The firing would have been about your disclosure of internal security measures and server operations (NDA mate.. they make you sign it for a reason), as opposed to general security procedures that could be implemented. On the bright side, maybe they'll implement some of the changes they made you write down before they fired you.. Good luck in the future CrYpTiC, your talents were being wasted as a cashier my friend.

@CrYpTiC

That sucks man! I can't believe they fired you. Yet another example of management not understanding security risks and find it easier to pass the blame onto their employees. If I was rich I'd offer you a job

------------------------------------------------------------------------------------------------------------
"People who say it cannot be done should not interrupt those who are doing it.";
labs : [www.businessinfo.co.uk]
blog : [www.thespanner.co.uk]
Hackvertor : [hackvertor.co.uk]

Reality hurts sometimes, all you can do is hope they implement at least some of the measures you suggested. I wish you all the luck CrYpTiC.

I will never shop at any TJX store on the basis of this.
They should have listened to their employee and corrected their lame security practices.
It is sad that most company's have lame lame security.
I love then Joe Thomas's password is joe1.. or jthomas
I cant get over it.

I wrote a letter to TJX corp explaining they were wrong for not listening.
Thank you Cryptic for warning us all about the security at the TJMaxx store.
I will never shop there.. I now have possibly saved my own identity from being stolen due to you.
Thank you again and good luck in your job searches.

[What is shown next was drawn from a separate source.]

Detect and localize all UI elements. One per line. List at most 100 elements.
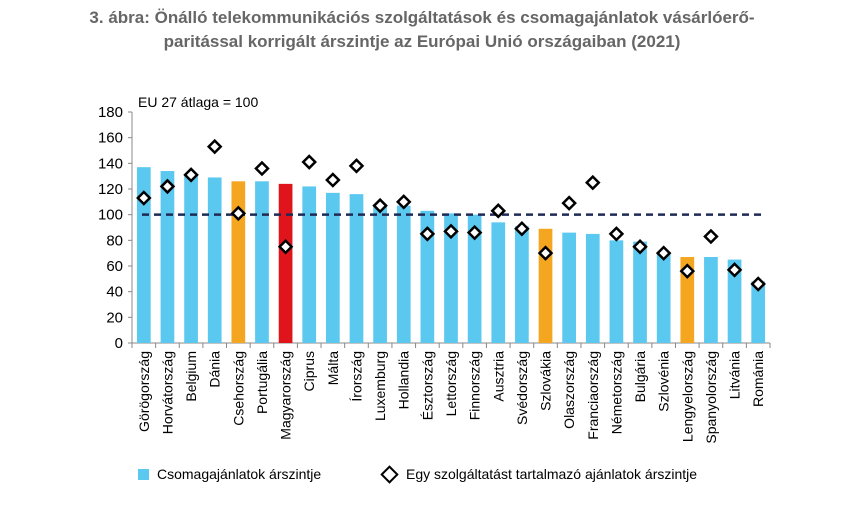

God, that is crazy! Bastards, real bastards!
I too will never shop there!
I hope your luck tuns CrYpTiC.

CrYpTiC (damn your name is a bitch to type), you might want to consider talking about this at the upcoming Defcon convention in Las Vegas. We got room in our hotel room for ya!

Good luck to you in the future

shorty461 Wrote:
-------------------------------------------------------
I find this all very interesting! Everyone seems to have good points. But I don't think you can slam a company based on one stores laziness.[/quote]


Actually, you can slam a company based on one store's laziness. It is not just the responsibility of the store itself to ensure that it is in compliance with today's standards. It is TJX's responsibility to ensure that there are proper security audits being completed to ensure regulations are adhered to and compliance with security policies and settings.

As long as Cryptic Mauler, (not that hard to type when you don't bother with all the AbCdEf typing, haha), made the appropriate attempts to advise his store of the issue...then the failure to address the issues is the stores fault. But, the lack of controls from TJX's corporate office can be dumped on the company all day long. Why aren't they mandating password policies? What does their security policy state for password compliance? Where are the audits to check compliance? Who is in charge of Information Assurance at the store level? What actions should be taken when a weakness is identified? All of these are things that should be addressed by TJX; and yet they obviously haven't learned their lesson yet. Which leads to another question....WTF is their CIO/CISO, etc doing?!?!?!?

--------------------------------------------------------
Regarding gun carry laws: I'd rather be judged by 12 than carried by six...

Interesting update on one of the criminals

http://news.cnet.com/8301-13739_3-10069776-46.html

-id

Someone needs to develop the Slipped Disk interrogation method. With as painful as this crap is, trust me, I'd even give you id's PIN and social if you asked.

--thrill

---

It is not the degrees you hold, but the mind you possess. - thrill

I don't think there was any violence used, he was probably offered a voucher and a 3 day sale http://www.scmagazineus.com/TJX-customers-get-vouchers-three-day-sale-as-part-of-breach-settlement/article/35826/ so that he could live a day in the shoes of his victims and see what they have to endure. Heck if British admins give up their passwords for a chocolate bar, why not?